Essa última pergunta é respondida logo após uma catártica surra num corrupto do alto escalão (e poucas vezes eu vivenciei uma platéia sentindo o prazer de uma violência justificada como nessa cena), no clímax do longa metragem, quando Nascimento usa uma outra arma na sua luta: a palavra.

O discurso dele na CPI já entrou pra história do Cinema e tem um momento particular que realmente o torna inesquecível quando, em meio a uma série de denúncias que não poupam ninguém, nem a si mesmo, o protagonista fala:

"Uma vez o meu filho me perguntou se o meu trabalho era matar... e eu não sabia o que responder pra ele."

Tropa de Elite 2 entra pra História e nos deixa com uma reflexão profunda sobre o mundo atual e uma crítica não só a esse governo, mas a todos os governos, com um belo e devastador final com a câmera sobrevoando Brasília. Como Nascimento diz:

"O Sistema é foda, parceiro!"

3 comentários:

ZED IS NERD disse...

CRÍTICA FODA, PARCEIRO!

Abs!!!
www.vemaquinomeublog.blogspot.com

Renver disse...

Interessante que o Capitão Nascimento e o Fraga são idealistas segundo o seu respectivo ponto de vista... e diga-se de passagem ambos são muito eficentes!!!

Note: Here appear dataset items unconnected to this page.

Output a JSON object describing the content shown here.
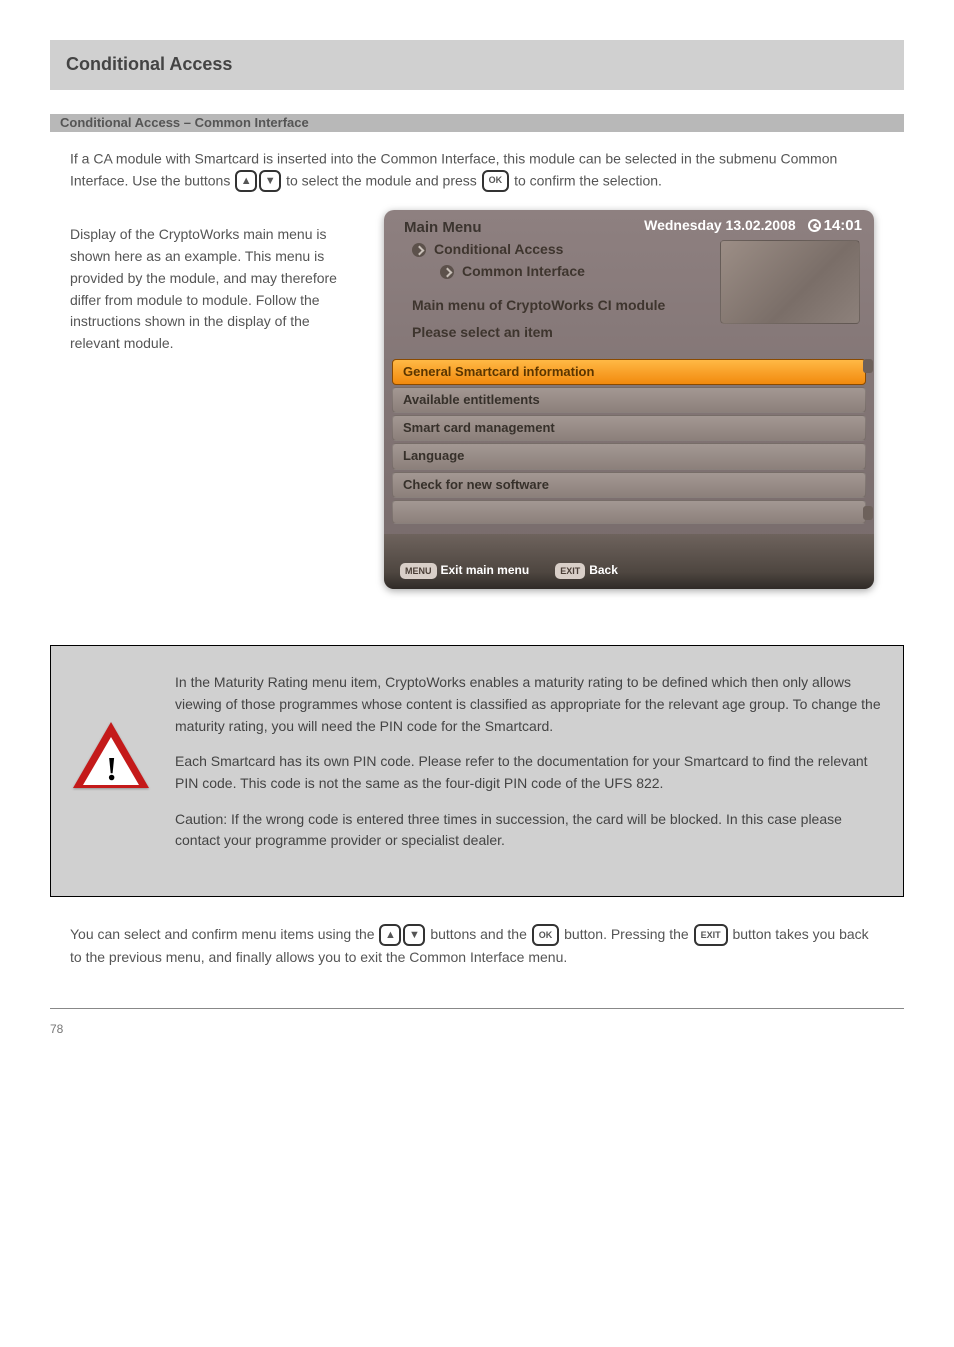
{
  "header": {
    "title": "Conditional Access",
    "sub": "Conditional Access – Common Interface"
  },
  "intro": {
    "p1_a": "If a CA module with Smartcard is inserted into the Common Interface, this module can be selected in the submenu Common Interface. Use the buttons",
    "p1_b": "to select the module and press",
    "p1_c": "to confirm the selection."
  },
  "explain": {
    "p": "Display of the CryptoWorks main menu is shown here as an example. This menu is provided by the module, and may therefore differ from module to module. Follow the instructions shown in the display of the relevant module."
  },
  "osd": {
    "title": "Main Menu",
    "date": "Wednesday 13.02.2008",
    "time": "14:01",
    "crumb1": "Conditional Access",
    "crumb2": "Common Interface",
    "heading": "Main menu of CryptoWorks CI module",
    "sub": "Please select an item",
    "items": [
      "General Smartcard information",
      "Available entitlements",
      "Smart card management",
      "Language",
      "Check for new software"
    ],
    "f1_badge": "MENU",
    "f1_text": "Exit main menu",
    "f2_badge": "EXIT",
    "f2_text": "Back"
  },
  "warn": {
    "p1": "In the Maturity Rating menu item, CryptoWorks enables a maturity rating to be defined which then only allows viewing of those programmes whose content is classified as appropriate for the relevant age group. To change the maturity rating, you will need the PIN code for the Smartcard.",
    "p2": "Each Smartcard has its own PIN code. Please refer to the documentation for your Smartcard to find the relevant PIN code. This code is not the same as the four-digit PIN code of the UFS 822.",
    "p3": "Caution: If the wrong code is entered three times in succession, the card will be blocked. In this case please contact your programme provider or specialist dealer."
  },
  "instr2": {
    "a": "You can select and confirm menu items using the",
    "b": "buttons and the",
    "c": "button. Pressing the",
    "d": "button takes you back to the previous menu, and finally allows you to exit the Common Interface menu."
  },
  "foot": {
    "page": "78"
  },
  "keys": {
    "up": "▲",
    "down": "▼",
    "ok": "OK",
    "exit": "EXIT"
  }
}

Que pena que demoraram pra se unir...

E os políticos são muito espertos conseguiram passar um balão até no Capitão Nascimento!!!

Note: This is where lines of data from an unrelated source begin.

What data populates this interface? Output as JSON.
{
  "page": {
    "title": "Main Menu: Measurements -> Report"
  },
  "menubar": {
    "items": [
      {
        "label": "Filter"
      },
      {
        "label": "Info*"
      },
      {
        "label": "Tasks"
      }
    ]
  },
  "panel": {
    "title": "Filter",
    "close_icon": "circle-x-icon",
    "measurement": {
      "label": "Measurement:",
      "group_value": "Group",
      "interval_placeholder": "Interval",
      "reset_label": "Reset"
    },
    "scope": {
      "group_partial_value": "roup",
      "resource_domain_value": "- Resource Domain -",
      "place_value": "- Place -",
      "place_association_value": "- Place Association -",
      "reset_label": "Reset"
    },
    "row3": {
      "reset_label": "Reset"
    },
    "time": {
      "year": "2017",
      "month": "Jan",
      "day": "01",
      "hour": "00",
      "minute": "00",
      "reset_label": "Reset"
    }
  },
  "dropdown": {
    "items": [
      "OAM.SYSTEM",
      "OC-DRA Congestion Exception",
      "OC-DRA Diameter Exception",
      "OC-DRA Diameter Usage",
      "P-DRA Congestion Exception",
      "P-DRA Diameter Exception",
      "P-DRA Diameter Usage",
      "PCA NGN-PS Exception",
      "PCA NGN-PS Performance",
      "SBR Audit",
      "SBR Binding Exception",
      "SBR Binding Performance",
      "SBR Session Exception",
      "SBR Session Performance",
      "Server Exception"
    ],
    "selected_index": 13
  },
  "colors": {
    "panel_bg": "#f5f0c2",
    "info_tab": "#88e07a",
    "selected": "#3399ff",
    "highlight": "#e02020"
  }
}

E Nerdcast sobre Tropa de Elite não é legal, eles são muito bons, mas esse assunto não fica bom com eles!!!

Renver disse...

Eu nunca achei que o filme quisesse passar essa mensagem ou mesmo que quisesse determinar que o ponto de vista conservador de Nascimento fosse o certo. Por isso fiquei feliz quando descobri que tanto o diretor José Padilha quanto o intérprete do protagonista, Wagner Moura, também pensavam assim e com esse conceito em mente criaram uma espetacular sequência. [2]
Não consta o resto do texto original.